Antilog Calculator
The antilog of 3 in base 10 is 1,000, because 10 raised to the power 3 is 1,000. This antilog calculator reverses a logarithm, raising the base to your number. It handles the common base 10, the natural base e, base 2, or any custom base you type in, and it accepts negative and decimal inputs.
Quick answer
A logarithm asks what exponent produces a number. The antilog runs that in reverse, applying the exponent.
Antilog
1,000
What this tells you
- •A logarithm asks what exponent produces a number.
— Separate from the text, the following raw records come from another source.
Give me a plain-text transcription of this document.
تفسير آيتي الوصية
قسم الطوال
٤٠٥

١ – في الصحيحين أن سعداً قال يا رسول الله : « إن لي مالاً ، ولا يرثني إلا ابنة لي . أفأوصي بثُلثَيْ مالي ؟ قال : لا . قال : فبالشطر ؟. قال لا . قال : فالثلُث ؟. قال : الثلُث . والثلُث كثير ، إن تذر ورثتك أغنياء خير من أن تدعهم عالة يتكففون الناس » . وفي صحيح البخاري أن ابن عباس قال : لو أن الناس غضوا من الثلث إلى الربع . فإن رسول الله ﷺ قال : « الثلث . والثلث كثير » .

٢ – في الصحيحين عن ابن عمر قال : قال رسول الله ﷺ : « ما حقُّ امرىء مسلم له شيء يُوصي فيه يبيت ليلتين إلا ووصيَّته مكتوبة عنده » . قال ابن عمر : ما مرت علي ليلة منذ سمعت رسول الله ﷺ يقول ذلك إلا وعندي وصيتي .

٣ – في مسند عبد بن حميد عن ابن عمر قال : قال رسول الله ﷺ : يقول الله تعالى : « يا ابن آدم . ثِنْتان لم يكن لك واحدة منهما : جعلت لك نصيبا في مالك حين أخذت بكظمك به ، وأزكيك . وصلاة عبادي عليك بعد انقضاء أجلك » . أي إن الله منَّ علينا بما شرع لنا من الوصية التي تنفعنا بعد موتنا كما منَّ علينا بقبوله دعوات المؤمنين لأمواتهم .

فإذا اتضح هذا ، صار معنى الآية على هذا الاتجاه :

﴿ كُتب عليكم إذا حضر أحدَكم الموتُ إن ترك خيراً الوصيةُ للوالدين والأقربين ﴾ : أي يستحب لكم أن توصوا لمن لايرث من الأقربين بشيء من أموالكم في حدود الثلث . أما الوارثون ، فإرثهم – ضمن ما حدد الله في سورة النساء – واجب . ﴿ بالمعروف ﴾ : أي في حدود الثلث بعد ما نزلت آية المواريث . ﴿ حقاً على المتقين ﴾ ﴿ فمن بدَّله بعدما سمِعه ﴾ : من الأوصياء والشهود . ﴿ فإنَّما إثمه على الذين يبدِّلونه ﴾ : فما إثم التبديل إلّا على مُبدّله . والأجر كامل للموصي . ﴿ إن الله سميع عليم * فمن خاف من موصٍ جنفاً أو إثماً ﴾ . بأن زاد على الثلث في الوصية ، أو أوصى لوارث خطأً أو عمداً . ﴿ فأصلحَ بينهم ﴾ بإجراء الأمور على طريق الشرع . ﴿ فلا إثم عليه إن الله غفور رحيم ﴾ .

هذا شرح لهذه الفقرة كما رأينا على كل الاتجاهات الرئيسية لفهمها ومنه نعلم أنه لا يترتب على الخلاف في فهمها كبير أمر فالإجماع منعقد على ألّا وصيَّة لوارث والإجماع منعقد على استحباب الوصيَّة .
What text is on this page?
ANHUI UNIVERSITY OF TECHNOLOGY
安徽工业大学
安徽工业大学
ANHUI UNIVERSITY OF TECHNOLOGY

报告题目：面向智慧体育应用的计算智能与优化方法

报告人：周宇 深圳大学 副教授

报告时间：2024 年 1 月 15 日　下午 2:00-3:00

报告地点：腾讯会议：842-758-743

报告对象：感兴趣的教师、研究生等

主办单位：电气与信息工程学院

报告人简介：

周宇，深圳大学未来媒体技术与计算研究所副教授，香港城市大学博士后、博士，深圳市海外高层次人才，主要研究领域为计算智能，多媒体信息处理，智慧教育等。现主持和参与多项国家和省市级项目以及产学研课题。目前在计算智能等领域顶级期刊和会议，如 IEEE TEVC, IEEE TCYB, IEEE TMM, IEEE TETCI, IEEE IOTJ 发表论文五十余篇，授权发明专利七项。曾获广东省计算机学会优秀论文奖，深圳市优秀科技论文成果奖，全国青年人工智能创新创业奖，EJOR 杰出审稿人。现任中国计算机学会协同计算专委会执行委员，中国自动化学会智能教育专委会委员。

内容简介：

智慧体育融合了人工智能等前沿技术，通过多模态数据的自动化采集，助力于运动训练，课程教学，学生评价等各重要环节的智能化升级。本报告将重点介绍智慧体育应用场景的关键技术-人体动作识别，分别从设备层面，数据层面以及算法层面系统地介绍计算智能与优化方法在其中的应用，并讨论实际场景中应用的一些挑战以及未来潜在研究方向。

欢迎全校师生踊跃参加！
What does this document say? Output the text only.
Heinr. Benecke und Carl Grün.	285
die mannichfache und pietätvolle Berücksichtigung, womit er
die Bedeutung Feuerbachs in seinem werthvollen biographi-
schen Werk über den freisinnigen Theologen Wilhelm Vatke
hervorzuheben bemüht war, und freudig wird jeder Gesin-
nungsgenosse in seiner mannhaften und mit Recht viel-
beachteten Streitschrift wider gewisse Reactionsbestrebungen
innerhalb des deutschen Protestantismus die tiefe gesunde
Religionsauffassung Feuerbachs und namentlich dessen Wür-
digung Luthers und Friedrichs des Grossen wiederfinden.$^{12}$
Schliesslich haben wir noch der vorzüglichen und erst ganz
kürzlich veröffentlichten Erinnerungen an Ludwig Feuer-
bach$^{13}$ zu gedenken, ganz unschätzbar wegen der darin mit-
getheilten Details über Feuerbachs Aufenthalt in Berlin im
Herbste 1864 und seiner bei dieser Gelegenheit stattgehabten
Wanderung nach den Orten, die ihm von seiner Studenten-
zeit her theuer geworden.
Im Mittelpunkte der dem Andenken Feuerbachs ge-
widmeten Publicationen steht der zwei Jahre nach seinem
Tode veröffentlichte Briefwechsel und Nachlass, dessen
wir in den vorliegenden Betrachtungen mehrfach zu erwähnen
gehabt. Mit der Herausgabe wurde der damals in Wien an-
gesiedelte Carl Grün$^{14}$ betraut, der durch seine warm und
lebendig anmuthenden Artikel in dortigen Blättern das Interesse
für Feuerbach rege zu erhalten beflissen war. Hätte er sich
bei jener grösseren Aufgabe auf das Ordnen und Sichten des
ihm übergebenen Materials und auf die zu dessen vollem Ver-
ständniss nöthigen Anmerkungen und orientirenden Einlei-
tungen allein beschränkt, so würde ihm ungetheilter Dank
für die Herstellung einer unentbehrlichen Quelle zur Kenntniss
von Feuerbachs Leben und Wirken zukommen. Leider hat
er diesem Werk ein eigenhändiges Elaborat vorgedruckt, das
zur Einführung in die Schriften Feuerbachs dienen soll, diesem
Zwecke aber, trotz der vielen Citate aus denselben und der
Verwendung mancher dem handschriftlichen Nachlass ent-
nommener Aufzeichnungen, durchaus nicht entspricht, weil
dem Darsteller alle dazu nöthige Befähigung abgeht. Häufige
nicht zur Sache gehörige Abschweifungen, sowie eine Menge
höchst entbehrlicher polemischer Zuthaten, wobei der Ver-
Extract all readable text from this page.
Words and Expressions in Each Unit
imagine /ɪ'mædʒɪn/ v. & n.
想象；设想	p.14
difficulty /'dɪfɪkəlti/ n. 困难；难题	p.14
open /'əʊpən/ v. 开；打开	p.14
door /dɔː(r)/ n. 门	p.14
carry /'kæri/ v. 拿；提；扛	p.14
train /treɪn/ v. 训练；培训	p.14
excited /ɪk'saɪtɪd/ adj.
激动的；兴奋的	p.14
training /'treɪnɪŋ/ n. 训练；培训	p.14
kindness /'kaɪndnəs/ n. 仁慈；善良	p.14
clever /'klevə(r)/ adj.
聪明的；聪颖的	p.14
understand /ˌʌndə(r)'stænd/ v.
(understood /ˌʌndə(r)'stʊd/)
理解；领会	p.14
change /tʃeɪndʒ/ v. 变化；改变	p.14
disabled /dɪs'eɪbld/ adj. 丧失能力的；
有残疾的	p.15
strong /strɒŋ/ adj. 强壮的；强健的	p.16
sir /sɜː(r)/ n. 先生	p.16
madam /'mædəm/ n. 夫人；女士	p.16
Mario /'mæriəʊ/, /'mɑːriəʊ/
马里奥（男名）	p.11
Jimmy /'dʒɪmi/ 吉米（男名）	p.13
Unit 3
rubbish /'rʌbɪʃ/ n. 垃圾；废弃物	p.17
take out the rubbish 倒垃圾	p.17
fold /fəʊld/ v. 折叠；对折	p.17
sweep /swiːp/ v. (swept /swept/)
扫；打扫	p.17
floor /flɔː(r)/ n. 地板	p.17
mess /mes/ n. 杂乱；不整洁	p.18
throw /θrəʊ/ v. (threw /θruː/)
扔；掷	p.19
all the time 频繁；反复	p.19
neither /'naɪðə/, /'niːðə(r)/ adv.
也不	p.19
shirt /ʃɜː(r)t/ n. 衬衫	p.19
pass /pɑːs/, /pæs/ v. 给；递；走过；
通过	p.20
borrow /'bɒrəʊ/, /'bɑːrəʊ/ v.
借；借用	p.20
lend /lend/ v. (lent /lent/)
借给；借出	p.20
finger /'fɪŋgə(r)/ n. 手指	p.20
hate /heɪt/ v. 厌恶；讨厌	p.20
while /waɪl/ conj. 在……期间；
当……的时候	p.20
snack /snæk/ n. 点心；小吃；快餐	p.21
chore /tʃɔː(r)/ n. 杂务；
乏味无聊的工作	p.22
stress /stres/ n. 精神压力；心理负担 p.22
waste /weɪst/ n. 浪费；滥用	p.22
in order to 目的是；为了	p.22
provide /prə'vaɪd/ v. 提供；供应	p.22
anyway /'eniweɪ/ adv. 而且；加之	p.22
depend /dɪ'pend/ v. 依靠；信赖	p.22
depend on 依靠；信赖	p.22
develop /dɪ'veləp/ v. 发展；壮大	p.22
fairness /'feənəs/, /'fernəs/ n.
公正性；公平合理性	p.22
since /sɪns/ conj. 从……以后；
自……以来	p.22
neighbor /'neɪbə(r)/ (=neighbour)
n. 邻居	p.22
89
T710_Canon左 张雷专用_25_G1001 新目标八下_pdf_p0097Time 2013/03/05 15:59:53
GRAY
The antilog runs that in reverse, applying the exponent.
- •Antilog of x in base b is simply b to the power x.
- •Antilog base 10 of 2 is 100, of 3 is 1000, of -2 is 0.01.
- •Taking the antilog of a log returns the original number, which is how you undo a log transform.
How to Use
- 1Enter the number whose antilog you want, usually a log value you are reversing.
- 2Enter the base. Use 10 for common logs, 2.71828 for natural logs, or 2 for binary logs.
- 3Read the antilog as the main result.
- 4Very large or small results switch to scientific notation automatically.
How It Works
Formula
antilog_b(x) = b^xRaise the base to the power of your value. The antilog base 10 of 2.5 is 10^2.5, about 316.23. Negative inputs give values below 1, since 10^-2 is 1/100 = 0.01. Decimals work the same way. This is exactly how log tables were used in reverse before calculators: find the log, do the easy addition, then take the antilog.
Calculation note: values are processed in the order shown above, using the current input units.
Worked Examples
Antilog of 3, base 10
10 x 10 x 10 = 1,000.
Antilog of 2.5, base 10
10^2.5 sits between 10^2 = 100 and 10^3 = 1000, at 316.23.
Antilog of 1, base e
e^1 is e itself, the natural antilog of 1.
Base 10 Antilog Table
Common log values and their base 10 antilogs.
| x | antilog(x) |
|---|---|
| -2 | 0.01 |
| -1 | 0.1 |
| 0 | 1 |
| 0.5 | 3.1623 |
| 1 | 10 |
| 2 | 100 |
| 3 | 1000 |
| 6 | 1000000 |
Common mistakes
- Using the wrong base. The antilog of 3 is 1000 in base 10 but only 8 in base 2. The base must match the log you are reversing.
- Confusing antilog with the reciprocal of a log. Antilog(x) is b^x, not 1/log(x).
- Dropping the sign. Antilog of -2 in base 10 is 0.01, not -100. Negative exponents shrink the result, they do not negate it.